In many length-deviant protein superfamilies, despite large differences in length (over two fold in some cases), the core is often well preserved. The large additional lengths often do not involve the active site and in many cases they affect the oligomerization states and interacting surfaces of the protein (Ferritin like domain superfamily), introduce substrate-specificity (SH3 domains) and in some cases play an auto-regulatory role (Table S2). Since our analysis is derived from the PASS2 database of domain superfamilies, which in turn is guided by the domain definitions of SCOP, it is highly likely that severe length deviation, exhibited as additional domains, have escaped our attention.
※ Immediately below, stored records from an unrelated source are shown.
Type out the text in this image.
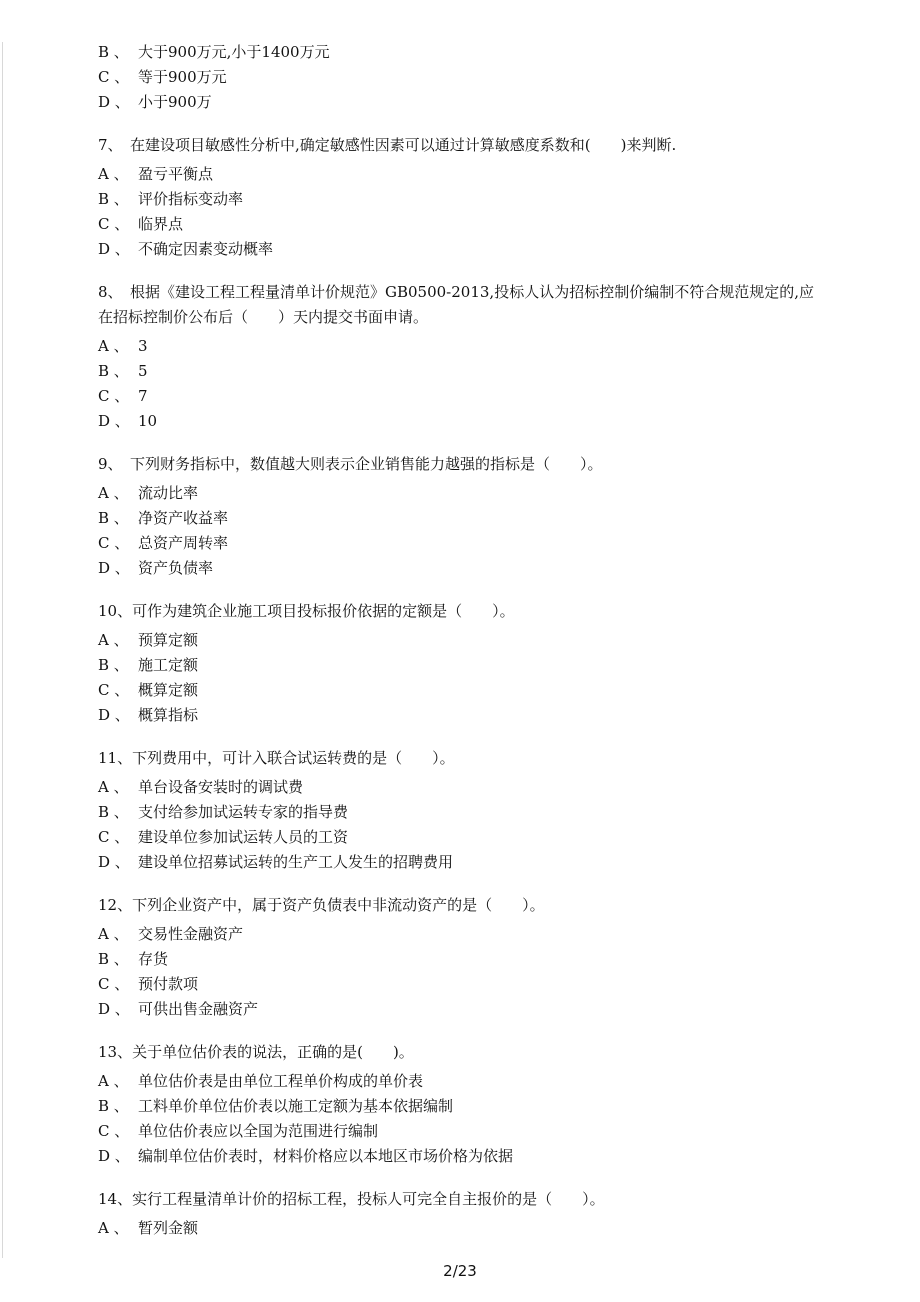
B 、 大于900万元,小于1400万元
C 、 等于900万元
D 、 小于900万
7、 在建设项目敏感性分析中,确定敏感性因素可以通过计算敏感度系数和(　　)来判断.
A 、 盈亏平衡点
B 、 评价指标变动率
C 、 临界点
D 、 不确定因素变动概率
8、 根据《建设工程工程量清单计价规范》GB0500-2013,投标人认为招标控制价编制不符合规范规定的,应在招标控制价公布后（　　）天内提交书面申请。
A 、 3
B 、 5
C 、 7
D 、 10
9、 下列财务指标中，数值越大则表示企业销售能力越强的指标是（　　）。
A 、 流动比率
B 、 净资产收益率
C 、 总资产周转率
D 、 资产负债率
10、可作为建筑企业施工项目投标报价依据的定额是（　　）。
A 、 预算定额
B 、 施工定额
C 、 概算定额
D 、 概算指标
11、下列费用中，可计入联合试运转费的是（　　）。
A 、 单台设备安装时的调试费
B 、 支付给参加试运转专家的指导费
C 、 建设单位参加试运转人员的工资
D 、 建设单位招募试运转的生产工人发生的招聘费用
12、下列企业资产中，属于资产负债表中非流动资产的是（　　）。
A 、 交易性金融资产
B 、 存货
C 、 预付款项
D 、 可供出售金融资产
13、关于单位估价表的说法，正确的是(　　)。
A 、 单位估价表是由单位工程单价构成的单价表
B 、 工料单价单位估价表以施工定额为基本依据编制
C 、 单位估价表应以全国为范围进行编制
D 、 编制单位估价表时，材料价格应以本地区市场价格为依据
14、实行工程量清单计价的招标工程，投标人可完全自主报价的是（　　）。
A 、 暂列金额
2/23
These interesting trends that we have obtained on the nature and type of indels in protein superfamilies from different classes could impact the area of comparative modeling in indel regions of newer superfamily members. We have obtained some distinct trends on indels that are class-specific, with information on typical lengths. Such information, we expect, will be useful in the choice of specific structural types for newer relatives of protein superfamilies. Each superfamily shows a distinct trend in length variability and such information can be fed, by the assignment of variable gap penalties, into sequence alignment approaches to improve homology detection amongst members that vary considerably in length. We trust that such analyses would provide guiding principles during sequence searches, alignment and homology modeling of distant relationships.